PROJET GIRN-PBF

La première session du comité de pilotage (COPIL) du Projet de « Gestion Intégrée des Ressources Naturelles dans le Paysage du Bafing Falémé (GIRN-PBF) » s’est tenue vendredi, 11 septembre 2020 en visioconférence.

Le comité de pilotage est un espace d’échanges et de partage permettant de valider les choix stratégiques, d’améliorer le suivi, les résultats et les acquis de la période d’exécution d’un projet et d’examiner les contraintes, opportunités et perspectives pour les phases suivantes.

Plus d’une trentaine de participants ont pris part aux travaux de cette première réunion du COPIL du Projet GIRN-PBF, qui avait pour but d’examiner et de s’approprier davantage des concepts « de Gestion intégrée des ressources naturelles, de gestion de paysage », de valider le Plan de travail annuel (PTA 2020 notamment pour le second semestre) proposé par l’Unité de gestion ainsi que la mise en place du bureau du Comité de Pilotage du projet.

Pour Mamadou Ciré Camara, Chargé de Programme Environnement et Développement Durable du PNUD, « ce projet vient en appui à toutes les problématiques identifiées dans la zone, y compris l’activité minière, la construction de trois barrages hydroélectriques et le plus grand réservoir de concentration de Chimpanzés d’Afrique de l’Ouest. C’est pourquoi, il est d’une grande importance que les membres du comité de gestion du projet, proposent une approche stratégique solide pouvant permettre d’atteindre les objectifs fixés. Nous espérons qu’avec le leadership et l’orientation stratégique de ce Comité de pilotage, nous obtiendrons un résultat ambitieux pouvant permettre d’être au rendez-vous du bilan dans 6 ans. »

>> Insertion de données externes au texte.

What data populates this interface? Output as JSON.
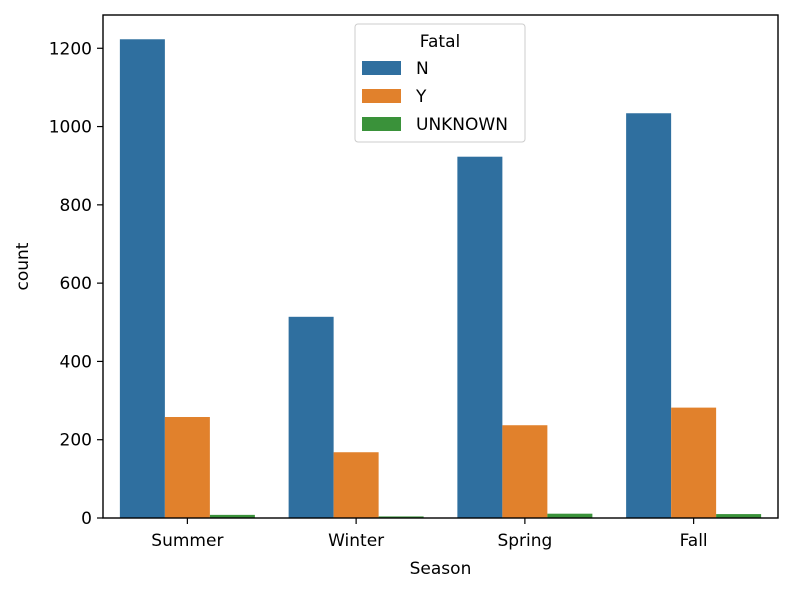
{
  "chart_data": {
    "type": "bar",
    "categories": [
      "Summer",
      "Winter",
      "Spring",
      "Fall"
    ],
    "series": [
      {
        "name": "N",
        "color": "#2f6f9f",
        "values": [
          1223,
          514,
          923,
          1034
        ]
      },
      {
        "name": "Y",
        "color": "#e1812c",
        "values": [
          258,
          168,
          237,
          282
        ]
      },
      {
        "name": "UNKNOWN",
        "color": "#3a923a",
        "values": [
          8,
          4,
          11,
          10
        ]
      }
    ],
    "xlabel": "Season",
    "ylabel": "count",
    "ylim": [
      0,
      1285
    ],
    "yticks": [
      0,
      200,
      400,
      600,
      800,
      1000,
      1200
    ],
    "legend": {
      "title": "Fatal",
      "position": "top-center"
    },
    "grid": false
  }
}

Financer par le Fonds pour l’Environnement Mondial (FEM) GEF à travers le fonds STAR (Système Transparent d’Allocation des Ressources) et le Programme des Nations Unies pour le Développement (PNUD) ONU Développement à hauteur de 8 000 000 USD, l’objectif du projet est de promouvoir une gestion intégrée et durable des ressources naturelles en introduisant une approche paysagère, en créant et opérationnalisant une grappe d’aires protégées (parc national de Moyen-Bafing, réserve faunique et forêts communautaires) le long des cours d’eau Bafing et Falémé, et en établissant des écovillages autour des aires protégées.

Présidant l’ouverture des travaux, Seydou Bari Sidibé, Secrétaire Général du Ministère de l’Environnement, des Eaux et Forêts, a indiqué que « la lutte contre le changement climatique, la déforestation, la dégradation des terres et de la diversité biologique, est une priorité nationale inscrite au programme de société prôné par le Président de la République. Le présent projet est une illustration de cette volonté politique et doit contribuer à ce titre à la préservation, la protection et l’utilisation rationnelle des ressources naturelles avec la participation pleine et entière des collectivités locales bénéficiaires ».

Le projet contribuera surtout à réduire les menaces sur les ressources naturelles dans le paysage du Bafing-Falémé en appuyant les communautés villageoises à développer et investir dans de nouvelles formes d’accès à l’énergie durable, l’utilisation plus efficiente de l’énergie ; améliorer leurs moyens de subsistance et mener des activités génératrices de revenus basées sur la gestion intégrée et durable des terres et des ressources naturelles dont elles disposent. La mise en œuvre de ces activités devrait contribuer directement aux objectifs de développement durable notamment Éliminer la pauvreté sous toutes ses formes et partout dans le monde (ODD1),Éliminer la faim et assurer la sécurité alimentaire et nutritionnelle (ODD2), Développer une énergie propre et d’un coût abordable (ODD7) et Renforcer des mesures relatives à la lutte contre le changement climatique (ODD13).

Les bassins versants de Bafing et Falémé abritent la plus grande population de Chimpanzés en Afrique occidentale. En plus de son potentiel agricole élevé, le bassin dispose d’un sous-sol très riche en or, bauxite et calcaire.

Le paysage de Bafing-Falémé possède également des atouts considérables pour le secteur du tourisme comme la culture, l’art, la flore et la faune. Le développement d’un tourisme durable transfrontalier offre une opportunité inégalée de contribuer à la mutation vers une économie verte et de tirer des bénéfices socio-économiques des avantages de la biodiversité.